Gérard Pérrissin Fabert, conseiller régional Rhône-Alpes, membre de la Commission Europe, dénonce le millefeuille territorial qui freine la dynamique économique : « La situation actuelle nous incite à fédérer les collectivités locales, pour assurer un meilleur service et coopération. Il ne devrait pas y avoir de champs contradictoires entre le public et le privé, avec une économie la plus inclusive possible. Sachons opérer une démarche économique de partenariat et casser les frontières. »
On a jamais autant entendu parler d’innovations pour reconquérir les marchés, mais que faire quand on n’a pas d’argent pour assurer les services publics ?

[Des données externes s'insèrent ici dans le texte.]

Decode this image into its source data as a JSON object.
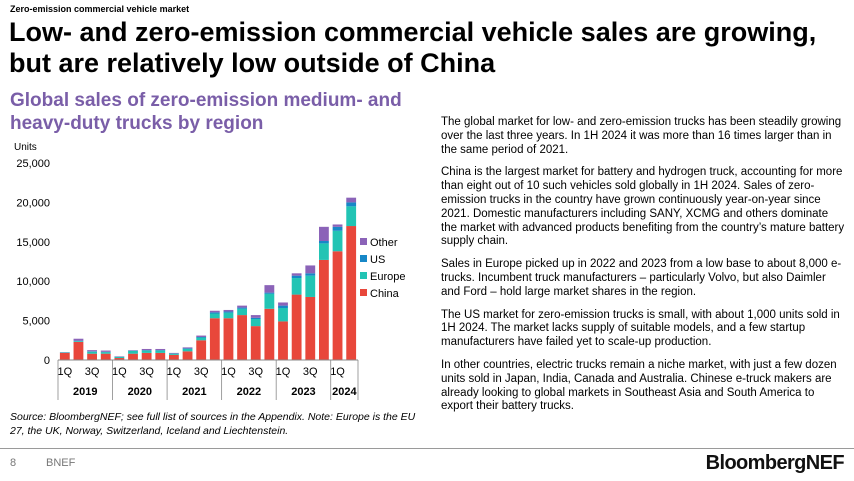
{
  "header": {
    "section_label": "Zero-emission commercial vehicle market",
    "title": "Low- and zero-emission commercial vehicle sales are growing, but are relatively low outside of China"
  },
  "chart_title": "Global sales of zero-emission medium- and heavy-duty trucks by region",
  "chart_data": {
    "type": "bar",
    "stacked": true,
    "ylabel": "Units",
    "ylim": [
      0,
      25000
    ],
    "yticks": [
      0,
      5000,
      10000,
      15000,
      20000,
      25000
    ],
    "ytick_labels": [
      "0",
      "5,000",
      "10,000",
      "15,000",
      "20,000",
      "25,000"
    ],
    "categories": [
      "2019 1Q",
      "2019 2Q",
      "2019 3Q",
      "2019 4Q",
      "2020 1Q",
      "2020 2Q",
      "2020 3Q",
      "2020 4Q",
      "2021 1Q",
      "2021 2Q",
      "2021 3Q",
      "2021 4Q",
      "2022 1Q",
      "2022 2Q",
      "2022 3Q",
      "2022 4Q",
      "2023 1Q",
      "2023 2Q",
      "2023 3Q",
      "2023 4Q",
      "2024 1Q",
      "2024 2Q"
    ],
    "quarter_tick_labels": [
      {
        "index": 0,
        "label": "1Q"
      },
      {
        "index": 2,
        "label": "3Q"
      },
      {
        "index": 4,
        "label": "1Q"
      },
      {
        "index": 6,
        "label": "3Q"
      },
      {
        "index": 8,
        "label": "1Q"
      },
      {
        "index": 10,
        "label": "3Q"
      },
      {
        "index": 12,
        "label": "1Q"
      },
      {
        "index": 14,
        "label": "3Q"
      },
      {
        "index": 16,
        "label": "1Q"
      },
      {
        "index": 18,
        "label": "3Q"
      },
      {
        "index": 20,
        "label": "1Q"
      }
    ],
    "year_groups": [
      {
        "label": "2019",
        "start": 0,
        "count": 4
      },
      {
        "label": "2020",
        "start": 4,
        "count": 4
      },
      {
        "label": "2021",
        "start": 8,
        "count": 4
      },
      {
        "label": "2022",
        "start": 12,
        "count": 4
      },
      {
        "label": "2023",
        "start": 16,
        "count": 4
      },
      {
        "label": "2024",
        "start": 20,
        "count": 2
      }
    ],
    "series": [
      {
        "name": "China",
        "color": "#e8473b",
        "values": [
          900,
          2300,
          800,
          800,
          250,
          800,
          900,
          900,
          650,
          1100,
          2500,
          5300,
          5300,
          5700,
          4300,
          6500,
          4900,
          8300,
          8000,
          12700,
          13800,
          17000
        ]
      },
      {
        "name": "Europe",
        "color": "#22c4b4",
        "values": [
          50,
          100,
          250,
          200,
          150,
          350,
          300,
          300,
          150,
          300,
          350,
          600,
          700,
          800,
          900,
          1900,
          1700,
          2100,
          2700,
          2100,
          2600,
          2500
        ]
      },
      {
        "name": "US",
        "color": "#1787c7",
        "values": [
          20,
          50,
          50,
          40,
          20,
          40,
          50,
          50,
          30,
          80,
          70,
          150,
          150,
          150,
          150,
          150,
          300,
          300,
          300,
          300,
          500,
          500
        ]
      },
      {
        "name": "Other",
        "color": "#8b63b8",
        "values": [
          30,
          250,
          150,
          160,
          50,
          50,
          150,
          150,
          70,
          120,
          180,
          200,
          200,
          250,
          350,
          950,
          400,
          300,
          1000,
          1800,
          300,
          600
        ]
      }
    ],
    "legend": {
      "position": "right",
      "order": [
        "Other",
        "US",
        "Europe",
        "China"
      ]
    }
  },
  "source_note": "Source: BloombergNEF; see full list of sources in the Appendix. Note: Europe is the EU 27, the UK, Norway, Switzerland, Iceland and Liechtenstein.",
  "body_paragraphs": [
    "The global market for low- and zero-emission trucks has been steadily growing over the last three years. In 1H 2024 it was more than 16 times larger than in the same period of 2021.",
    "China is the largest market for battery and hydrogen truck, accounting for more than eight out of 10 such vehicles sold globally in 1H 2024. Sales of zero-emission trucks in the country have grown continuously year-on-year since 2021. Domestic manufacturers including SANY, XCMG and others dominate the market with advanced products benefiting from the country’s mature battery supply chain.",
    "Sales in Europe picked up in 2022 and 2023 from a low base to about 8,000 e-trucks. Incumbent truck manufacturers – particularly Volvo, but also Daimler and Ford – hold large market shares in the region.",
    "The US market for zero-emission trucks is small, with about 1,000 units sold in 1H 2024. The market lacks supply of suitable models, and a few startup manufacturers have failed yet to scale-up production.",
    "In other countries, electric trucks remain a niche market, with just a few dozen units sold in Japan, India, Canada and Australia. Chinese e-truck makers are already looking to global markets in Southeast Asia and South America to export their battery trucks."
  ],
  "footer": {
    "page_number": "8",
    "brand": "BNEF",
    "logo_text": "BloombergNEF"
  }
}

Ainsi, l’humanité se trouve piégée par les lois du marché dont les financiers et les lobbies tirent les ficelles.
Coopération solidaire et régionale : quelle source d’innovation pour le développement ?
Au cours de cette deuxième, table ronde, Samira Baghdadi, conseillère municipale, à la Tripoli estime que la situation de cette région du Liban, est particulièrement difficile du fait de l’afflux de réfugiés de Syrie (100 000). Compte-tenu de l’organisation politique du pays ; il y a peu de moyens de décentralisation. Tripoli compte 400 000 habitants, c’est une ville pauvre.(50% vivent sous le seuil de pauvreté). Une coopération s’est établie avec la région Rhône-Alpes, en direction des personnes en situation de rue. Pour qu’elles puissent vivre plus dignement, des projets de formation ont été mis en place dans le champ du bâtiment pour permettre aussi l’insertion sociale, acquérir des compétences, accéder au marché du travail. Il faut renforcer les capacités libanaises et apprendre à cheminer ensemble, d’égal à égal.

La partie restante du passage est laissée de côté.